On Feb 15, I believe council can solve both issues of long term forest reserve strategy and short term budget considerations, in the following manner.

First, it must be accepted that the current practice of conventionally tree farming the forest reserve with short rotation patch cuts is not ecologically sustainable, and that practice will not be tolerated by the community at large much longer, especially in places such as Stoney Hill.

To balance this fact with the desire to limit tax increases to the rate of inflation, council should approve Councillor Justice’s original motion to halt all logging on Stoney Hill. For 2019, council should prioritize salvage logging, and any new logging shall be done only to the extent required to cover forestry department operating costs.

To control costs, council should reject the call to hire any new consultants or outside experts to solve our forestry issue for us. We need to solve this issue as a community.

Instead, council should engage in a strategy to build our region’s capacity for delivering change. Start by reinvigorating the existing mechanisms for public oversight of the forest reserve: expand the Forest Advisory Committee to include community members from outside the forestry profession; encourage public participation at FAC meetings; redouble efforts to communicate in general about the forest reserve, including expanding the availability of tours of the municipal forest.

And most importantly, embark on an annual forestry town hall process similar to what is done with the annual budget town hall events. The forestry town hall events can become a venue to share and test ideas, provide meaningful input to policy, and build networks. The community needs a forum to do the hard work of creating strategies and relationships that will enable us to manage the forests for a diverse set of values.

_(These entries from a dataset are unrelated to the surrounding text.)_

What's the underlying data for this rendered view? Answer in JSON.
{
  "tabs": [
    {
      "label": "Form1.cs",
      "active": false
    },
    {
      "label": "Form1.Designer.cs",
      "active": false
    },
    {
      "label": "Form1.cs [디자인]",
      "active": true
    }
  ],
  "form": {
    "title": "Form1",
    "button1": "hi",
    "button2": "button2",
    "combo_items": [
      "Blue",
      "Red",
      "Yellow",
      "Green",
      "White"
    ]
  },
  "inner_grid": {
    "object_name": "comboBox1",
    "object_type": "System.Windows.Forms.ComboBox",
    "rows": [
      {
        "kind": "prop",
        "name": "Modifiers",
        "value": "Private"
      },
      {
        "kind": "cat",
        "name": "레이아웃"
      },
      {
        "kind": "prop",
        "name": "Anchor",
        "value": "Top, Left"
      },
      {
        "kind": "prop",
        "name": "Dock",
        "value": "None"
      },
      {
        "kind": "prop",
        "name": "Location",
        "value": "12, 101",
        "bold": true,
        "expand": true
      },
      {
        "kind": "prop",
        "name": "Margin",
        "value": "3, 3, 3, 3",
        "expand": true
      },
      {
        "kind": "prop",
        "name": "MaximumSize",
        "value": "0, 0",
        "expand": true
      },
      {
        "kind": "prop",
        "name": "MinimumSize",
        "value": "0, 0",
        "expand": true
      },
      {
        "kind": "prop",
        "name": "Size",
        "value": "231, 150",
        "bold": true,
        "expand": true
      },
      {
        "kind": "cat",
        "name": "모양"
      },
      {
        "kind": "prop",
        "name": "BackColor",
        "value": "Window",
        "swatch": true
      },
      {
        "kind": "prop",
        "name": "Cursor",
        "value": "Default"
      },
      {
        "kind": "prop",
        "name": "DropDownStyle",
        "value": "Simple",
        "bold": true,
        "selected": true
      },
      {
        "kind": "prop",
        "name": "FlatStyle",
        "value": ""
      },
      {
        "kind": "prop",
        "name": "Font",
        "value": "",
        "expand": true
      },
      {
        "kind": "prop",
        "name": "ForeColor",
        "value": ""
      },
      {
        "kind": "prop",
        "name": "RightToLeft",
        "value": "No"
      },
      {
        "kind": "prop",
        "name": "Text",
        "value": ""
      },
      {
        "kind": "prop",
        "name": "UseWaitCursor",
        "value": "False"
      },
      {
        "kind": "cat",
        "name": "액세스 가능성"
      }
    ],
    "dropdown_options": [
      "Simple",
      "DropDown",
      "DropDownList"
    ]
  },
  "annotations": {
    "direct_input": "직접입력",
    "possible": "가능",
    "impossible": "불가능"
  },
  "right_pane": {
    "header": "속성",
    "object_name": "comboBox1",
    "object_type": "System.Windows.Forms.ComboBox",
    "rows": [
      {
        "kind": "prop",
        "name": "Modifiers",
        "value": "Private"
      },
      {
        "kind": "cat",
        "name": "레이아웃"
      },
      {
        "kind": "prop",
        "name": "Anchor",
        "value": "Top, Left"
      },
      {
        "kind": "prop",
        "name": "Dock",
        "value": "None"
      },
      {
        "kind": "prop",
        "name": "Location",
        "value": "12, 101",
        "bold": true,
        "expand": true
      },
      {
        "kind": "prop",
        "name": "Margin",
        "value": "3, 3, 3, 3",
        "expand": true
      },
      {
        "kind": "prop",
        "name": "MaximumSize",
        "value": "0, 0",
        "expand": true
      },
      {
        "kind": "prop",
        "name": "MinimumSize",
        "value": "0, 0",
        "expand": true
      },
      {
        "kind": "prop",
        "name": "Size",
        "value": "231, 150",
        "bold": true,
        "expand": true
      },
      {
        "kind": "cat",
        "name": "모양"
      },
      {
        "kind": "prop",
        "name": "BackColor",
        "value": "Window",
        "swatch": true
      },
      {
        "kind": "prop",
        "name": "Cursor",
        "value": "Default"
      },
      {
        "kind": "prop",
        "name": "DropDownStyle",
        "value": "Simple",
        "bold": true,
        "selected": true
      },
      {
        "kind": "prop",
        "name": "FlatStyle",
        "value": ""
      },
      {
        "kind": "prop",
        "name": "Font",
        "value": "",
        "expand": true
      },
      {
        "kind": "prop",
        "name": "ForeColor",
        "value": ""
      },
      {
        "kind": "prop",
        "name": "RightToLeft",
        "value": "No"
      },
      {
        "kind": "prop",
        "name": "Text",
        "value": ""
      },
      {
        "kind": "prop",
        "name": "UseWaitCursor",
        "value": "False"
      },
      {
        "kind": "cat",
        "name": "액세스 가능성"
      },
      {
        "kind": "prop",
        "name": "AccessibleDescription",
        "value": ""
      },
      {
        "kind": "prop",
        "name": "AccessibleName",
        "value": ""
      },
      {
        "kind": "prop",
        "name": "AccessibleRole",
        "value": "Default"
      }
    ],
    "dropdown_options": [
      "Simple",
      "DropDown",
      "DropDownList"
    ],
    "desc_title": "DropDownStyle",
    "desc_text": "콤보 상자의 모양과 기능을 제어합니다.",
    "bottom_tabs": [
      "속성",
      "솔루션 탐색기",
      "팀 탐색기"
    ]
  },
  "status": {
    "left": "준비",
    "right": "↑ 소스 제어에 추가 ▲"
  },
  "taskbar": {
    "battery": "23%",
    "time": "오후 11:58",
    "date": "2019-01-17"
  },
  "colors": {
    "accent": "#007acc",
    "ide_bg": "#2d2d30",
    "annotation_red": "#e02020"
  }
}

From that activity, the capacity for change will begin to form. We will then begin to see the entrepreneurial processes unfold that will help us solve the economic riddle of how to shift away from conventional tree farming and toward reestablishing a productive, resilient ecosystem in our municipal forest.

I urge council to demonstrate faith in our community’s innate ability to change and adapt. Set the stage for a sustainable future by balancing the short term and long term, and providing us with opportunities to move ahead with new ideas and relationships to each other and the land.